Im Ausgangsverfahren war im Streit, ob der Beschwerdeführer für Investitionen, die er im 1. Halbjahr 1992 im Fördergebiet Berlin-West getätigt hat, eine Investitionszulage in Höhe von 12 % und nicht wie bewilligt nur in Höhe von 8 % erhält. Der Bundesfinanzhof hat unter Bestätigung des Urteils der Vorinstanz dem Beschwerdeführer einen Anspruch auf Gewährung einer Investitionszulage in Höhe von 12 % versagt. Dagegen richtet sich die Verfassungsbeschwerde.
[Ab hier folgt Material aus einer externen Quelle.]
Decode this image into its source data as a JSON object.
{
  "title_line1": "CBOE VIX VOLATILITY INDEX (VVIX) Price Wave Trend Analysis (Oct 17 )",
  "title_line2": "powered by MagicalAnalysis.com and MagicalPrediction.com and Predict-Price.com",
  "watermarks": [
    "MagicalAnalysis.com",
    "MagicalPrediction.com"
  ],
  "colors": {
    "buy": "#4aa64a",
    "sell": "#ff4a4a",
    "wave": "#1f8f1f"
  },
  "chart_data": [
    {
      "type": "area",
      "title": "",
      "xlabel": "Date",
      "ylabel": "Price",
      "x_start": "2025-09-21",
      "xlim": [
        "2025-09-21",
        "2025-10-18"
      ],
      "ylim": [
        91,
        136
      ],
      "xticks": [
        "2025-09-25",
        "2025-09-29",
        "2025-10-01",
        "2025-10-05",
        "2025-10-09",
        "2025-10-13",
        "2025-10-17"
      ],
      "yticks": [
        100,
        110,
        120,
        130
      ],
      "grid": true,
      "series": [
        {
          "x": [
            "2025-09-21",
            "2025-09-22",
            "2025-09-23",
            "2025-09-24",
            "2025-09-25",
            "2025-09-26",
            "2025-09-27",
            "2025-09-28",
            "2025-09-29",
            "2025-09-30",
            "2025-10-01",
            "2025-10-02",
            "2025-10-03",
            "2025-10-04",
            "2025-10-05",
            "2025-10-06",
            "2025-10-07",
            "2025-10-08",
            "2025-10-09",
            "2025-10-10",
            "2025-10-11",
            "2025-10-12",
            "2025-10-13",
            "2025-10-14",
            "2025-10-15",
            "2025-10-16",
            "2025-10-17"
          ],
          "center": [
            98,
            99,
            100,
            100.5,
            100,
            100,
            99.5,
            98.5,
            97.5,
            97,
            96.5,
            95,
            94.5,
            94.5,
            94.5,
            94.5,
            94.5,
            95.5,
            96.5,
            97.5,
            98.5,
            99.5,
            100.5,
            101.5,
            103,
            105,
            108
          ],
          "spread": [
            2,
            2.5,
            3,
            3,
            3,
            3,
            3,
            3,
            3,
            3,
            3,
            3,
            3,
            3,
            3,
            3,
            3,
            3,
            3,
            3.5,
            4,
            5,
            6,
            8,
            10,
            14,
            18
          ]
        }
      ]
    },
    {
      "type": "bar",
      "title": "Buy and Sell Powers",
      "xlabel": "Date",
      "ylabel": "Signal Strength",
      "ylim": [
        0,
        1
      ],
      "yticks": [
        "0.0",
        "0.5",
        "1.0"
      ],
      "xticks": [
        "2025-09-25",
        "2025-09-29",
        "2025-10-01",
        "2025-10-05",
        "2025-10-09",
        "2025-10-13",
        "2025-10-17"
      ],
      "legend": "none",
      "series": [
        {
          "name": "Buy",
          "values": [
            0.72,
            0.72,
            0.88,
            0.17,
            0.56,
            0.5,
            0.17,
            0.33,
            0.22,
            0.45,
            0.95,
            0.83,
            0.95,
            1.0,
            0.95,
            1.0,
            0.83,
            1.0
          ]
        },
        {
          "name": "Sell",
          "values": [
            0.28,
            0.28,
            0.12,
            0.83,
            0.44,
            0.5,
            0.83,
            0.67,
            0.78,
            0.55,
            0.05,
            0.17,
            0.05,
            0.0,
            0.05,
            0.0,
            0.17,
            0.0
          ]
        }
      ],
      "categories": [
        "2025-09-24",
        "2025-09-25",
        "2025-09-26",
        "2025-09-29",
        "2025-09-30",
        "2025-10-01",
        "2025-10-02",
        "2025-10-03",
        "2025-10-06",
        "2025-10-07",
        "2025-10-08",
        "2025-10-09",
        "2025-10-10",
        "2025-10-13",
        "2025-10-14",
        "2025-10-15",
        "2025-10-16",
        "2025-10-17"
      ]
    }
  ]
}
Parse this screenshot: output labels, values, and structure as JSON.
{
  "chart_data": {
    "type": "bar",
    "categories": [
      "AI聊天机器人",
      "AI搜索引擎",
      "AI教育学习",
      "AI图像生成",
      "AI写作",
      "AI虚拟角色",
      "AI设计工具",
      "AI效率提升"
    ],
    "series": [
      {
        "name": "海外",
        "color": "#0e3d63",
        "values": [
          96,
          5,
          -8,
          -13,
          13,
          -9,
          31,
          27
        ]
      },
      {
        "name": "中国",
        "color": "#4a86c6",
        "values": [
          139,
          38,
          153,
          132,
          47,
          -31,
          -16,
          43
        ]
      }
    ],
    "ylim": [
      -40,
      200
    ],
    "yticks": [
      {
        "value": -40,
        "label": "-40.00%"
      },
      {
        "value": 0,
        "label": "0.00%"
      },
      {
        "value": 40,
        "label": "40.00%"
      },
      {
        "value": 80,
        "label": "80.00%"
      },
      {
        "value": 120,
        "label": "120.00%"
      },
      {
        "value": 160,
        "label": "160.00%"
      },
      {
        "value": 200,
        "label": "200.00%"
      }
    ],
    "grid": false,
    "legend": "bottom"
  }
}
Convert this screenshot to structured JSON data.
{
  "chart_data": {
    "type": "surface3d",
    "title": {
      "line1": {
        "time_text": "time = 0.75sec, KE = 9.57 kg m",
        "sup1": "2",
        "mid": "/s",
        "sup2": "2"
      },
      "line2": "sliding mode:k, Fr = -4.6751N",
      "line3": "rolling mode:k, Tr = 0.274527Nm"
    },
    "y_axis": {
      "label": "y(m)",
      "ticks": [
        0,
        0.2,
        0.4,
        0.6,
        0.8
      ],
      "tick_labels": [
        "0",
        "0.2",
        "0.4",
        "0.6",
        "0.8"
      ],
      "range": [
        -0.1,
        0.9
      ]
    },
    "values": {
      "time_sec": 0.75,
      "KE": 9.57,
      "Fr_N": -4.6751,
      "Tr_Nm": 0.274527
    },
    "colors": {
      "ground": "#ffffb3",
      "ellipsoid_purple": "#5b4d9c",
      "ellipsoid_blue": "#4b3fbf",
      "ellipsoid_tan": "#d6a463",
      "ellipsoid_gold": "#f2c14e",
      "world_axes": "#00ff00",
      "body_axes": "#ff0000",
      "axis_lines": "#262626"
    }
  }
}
Nach §§ 3 Satz 1 Nr. 1, 5 Nr. 1, 11 Abs. 2 Investitionszulagengesetz 1991 in der Fassung des Steueränderungsgesetzes 1991 vom 24. Juni 1991 (BGBl I S. 1322, 1333) – InvZulG 1991 a.F. – wurde für in Berlin-West im 1. Halbjahr 1992 angeschaffte Wirtschaftsgüter eine Investitionszulage in Höhe von 12 % gewährt. Diesen nur für das 1. Halbjahr 1992 geltenden Zulagensatz hat § 11 Abs. 2 InvZulG in der Fassung des Art. 13 des Verbrauchsteuer-Binnenmarktgesetzes (VerbrBinmG) vom 21. Dezember 1992 (BGBl I S. 2150) – InvZulG 1991 n.F. – dahin geändert, dass für in diesem Zeitraum getätigte Investitionen die Investitionszulage nur noch 8 % beträgt. Die Vorschrift misst sich mithin Geltung für in dem vom Investitionszulagengesetz 1991 a.F. geregelten Zeitraum zu. Diese Änderung des Investitionszulagengesetzes ist durch eine Entscheidung der Europäischen Kommission veranlasst gewesen, mit der diese die Unvereinbarkeit der von der Bundesrepublik Deutschland gewährten Beihilfe in Höhe von 12 % mit Gemeinschaftsrecht festgestellt hatte.
II.
Die Voraussetzungen für die Annahme einer Verfassungsbeschwerde zur Entscheidung (§ 93 a BVerfGG) liegen nicht vor.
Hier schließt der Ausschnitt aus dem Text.